Re: Hacking: As American as Apple Cider

[Nick Drage <nickd () metastasis org uk>]

On Fri, Sep 09, 2005 at 06:15:25PM -0400, Kyle Quest wrote:

> First of all, systems would be impractical and unusable. If you have
> an OS module or an AV that blocked everything that's not known to be
> good what would happen a person bought a software that the AV or the
> OS module didn't know about? It wouldn't work, right. It's not very
> likely that users would put up with that. Even if we look at the
> application white listing techniques used by the current host security
> software, what's the story? Well, we have an average user who gets
> this pop up asking if he/she wants to allow application xyz to run. In
> over 99% of the time the user says yes...

But you would hope that even that most inexperienced user can spot the
different between software-i-just-installed.exe and
never-heard-of-it.exe.  Its not a perfect solution, but it helps.

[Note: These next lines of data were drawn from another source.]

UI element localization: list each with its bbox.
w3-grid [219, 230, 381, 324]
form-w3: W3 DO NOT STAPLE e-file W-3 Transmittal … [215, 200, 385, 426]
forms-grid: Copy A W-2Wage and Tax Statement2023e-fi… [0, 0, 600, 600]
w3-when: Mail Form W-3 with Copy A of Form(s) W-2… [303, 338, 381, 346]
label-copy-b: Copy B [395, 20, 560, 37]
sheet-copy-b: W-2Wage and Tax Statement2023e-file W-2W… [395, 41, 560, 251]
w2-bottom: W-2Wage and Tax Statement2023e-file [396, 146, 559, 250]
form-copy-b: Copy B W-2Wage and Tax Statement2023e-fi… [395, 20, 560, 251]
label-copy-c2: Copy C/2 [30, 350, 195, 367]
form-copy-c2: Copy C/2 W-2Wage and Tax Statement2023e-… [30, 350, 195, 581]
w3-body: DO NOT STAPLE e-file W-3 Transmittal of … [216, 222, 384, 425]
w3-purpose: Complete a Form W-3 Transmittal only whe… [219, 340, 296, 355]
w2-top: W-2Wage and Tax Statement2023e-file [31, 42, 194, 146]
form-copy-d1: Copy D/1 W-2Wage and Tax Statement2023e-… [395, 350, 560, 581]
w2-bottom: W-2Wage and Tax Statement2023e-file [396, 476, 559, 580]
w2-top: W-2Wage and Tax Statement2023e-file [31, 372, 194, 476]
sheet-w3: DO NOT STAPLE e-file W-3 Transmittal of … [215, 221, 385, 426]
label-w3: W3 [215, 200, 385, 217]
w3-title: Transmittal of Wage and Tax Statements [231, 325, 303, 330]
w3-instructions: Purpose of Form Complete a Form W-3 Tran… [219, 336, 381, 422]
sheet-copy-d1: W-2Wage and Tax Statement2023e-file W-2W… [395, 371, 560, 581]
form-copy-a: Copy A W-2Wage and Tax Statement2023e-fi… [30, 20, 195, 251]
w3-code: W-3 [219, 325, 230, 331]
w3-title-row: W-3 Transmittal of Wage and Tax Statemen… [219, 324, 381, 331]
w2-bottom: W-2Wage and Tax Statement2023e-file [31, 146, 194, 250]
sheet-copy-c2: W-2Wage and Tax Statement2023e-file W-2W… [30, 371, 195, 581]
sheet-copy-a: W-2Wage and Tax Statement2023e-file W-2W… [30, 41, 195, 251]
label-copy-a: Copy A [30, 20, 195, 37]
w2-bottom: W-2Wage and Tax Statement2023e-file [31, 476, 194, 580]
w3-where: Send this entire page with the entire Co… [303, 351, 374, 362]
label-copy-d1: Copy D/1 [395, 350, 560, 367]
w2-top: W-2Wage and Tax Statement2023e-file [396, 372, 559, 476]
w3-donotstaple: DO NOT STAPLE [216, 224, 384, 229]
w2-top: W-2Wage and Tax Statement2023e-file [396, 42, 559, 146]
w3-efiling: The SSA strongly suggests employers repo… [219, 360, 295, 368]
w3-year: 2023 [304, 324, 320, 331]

> It's somewhat similar if we look at network based security mechanisms.
> There are times when white listing works, but there are many times
> when it doesn't. Let's say you have a service provider that has who
> knows how many customers. Do you think they'd be able to get
> information about every single web, ftp, etc server to create a
> "Default Deny" policy? The task would be slightly easier if there was
> no dynamically generated content, but what if there was? 

Whitelisting is not a perfect solution, but it helps ;)  If the
situation is unworkable, such as the one you've invented, then
whitelisting isn't the solution.  However in a lot of cases it can make
a huge difference between being woken up at three in the morning for
fifteen minutes to confirm to the customer that yes, the new worm is
blocked by default, and staying up for a good few hours gathering
information on how this week's problem works so the correct rules can be
put in place.

-- 
When the pin is pulled, Mr. Grenade is not our friend.